Live-cell characterization of transcriptional condensates

  • Date: Jul 5, 2023
  • Speaker: Samuel Shoup
Transcription involves many factors and chromatin elements that need to locally act in a coordinated fashion. However, the underlying spatiotemporal organization and regulation of these are incompletely understood. Recent work supports a model in which factors involved with transcription can form phase-separated biomolecular condensates. Although these transcriptional condensates (TCs) are known to be large and dynamic multicomponent clusters and thought to compartmentalize gene expression, little is known about their properties and functions in live cells. Here, we set out to establish a platform for studying transcriptional condensates directly in live cells under near-physiological conditions.
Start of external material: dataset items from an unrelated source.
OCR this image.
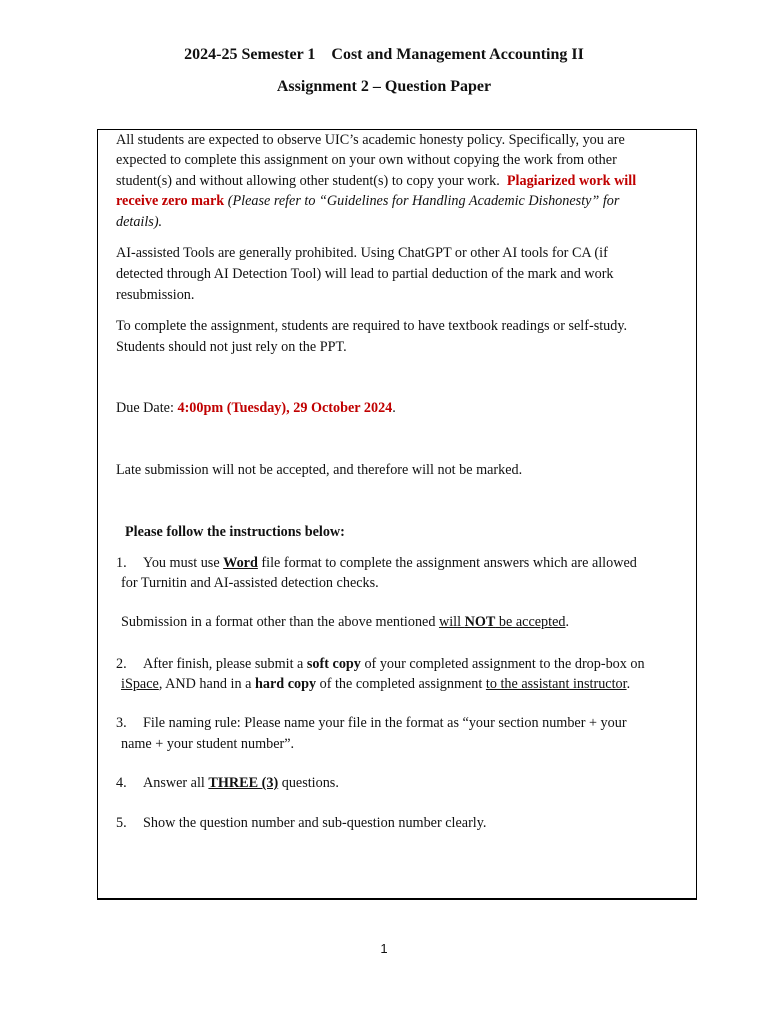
2024-25 Semester 1    Cost and Management Accounting II
Assignment 2 – Question Paper
All students are expected to observe UIC’s academic honesty policy. Specifically, you are
expected to complete this assignment on your own without copying the work from other
student(s) and without allowing other student(s) to copy your work.  Plagiarized work will
receive zero mark (Please refer to “Guidelines for Handling Academic Dishonesty” for
details).
AI-assisted Tools are generally prohibited. Using ChatGPT or other AI tools for CA (if
detected through AI Detection Tool) will lead to partial deduction of the mark and work
resubmission.
To complete the assignment, students are required to have textbook readings or self-study.
Students should not just rely on the PPT.
Due Date: 4:00pm (Tuesday), 29 October 2024.
Late submission will not be accepted, and therefore will not be marked.
Please follow the instructions below:
1. You must use Word file format to complete the assignment answers which are allowed
for Turnitin and AI-assisted detection checks.
Submission in a format other than the above mentioned will NOT be accepted.
2. After finish, please submit a soft copy of your completed assignment to the drop-box on
iSpace, AND hand in a hard copy of the completed assignment to the assistant instructor.
3. File naming rule: Please name your file in the format as “your section number + your
name + your student number”.
4. Answer all THREE (3) questions.
5. Show the question number and sub-question number clearly.
1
We use multigene endogenous fluorescent tagging with high-throughput live-cell and super-resolution imaging techniques to determine TC properties. In combination with systematic perturbations, we characterize TCs, elucidate factor and chromatin dependencies, and investigate how TCs can react to their environment. Our investigations show that in response to environmental changes as well as specific cellular perturbations the abundance, size, and dynamics of TCs are altered. These experiments also unravel novel and unanticipated dependencies, which we now want to understand in more detail. In conclusion, our live cell and endogenous approach enables a thorough characterization of transcriptional condensates. The results obtained have provided insights into the dynamic properties of TCs and are thereby relevant to the regulation of gene expression in space and time.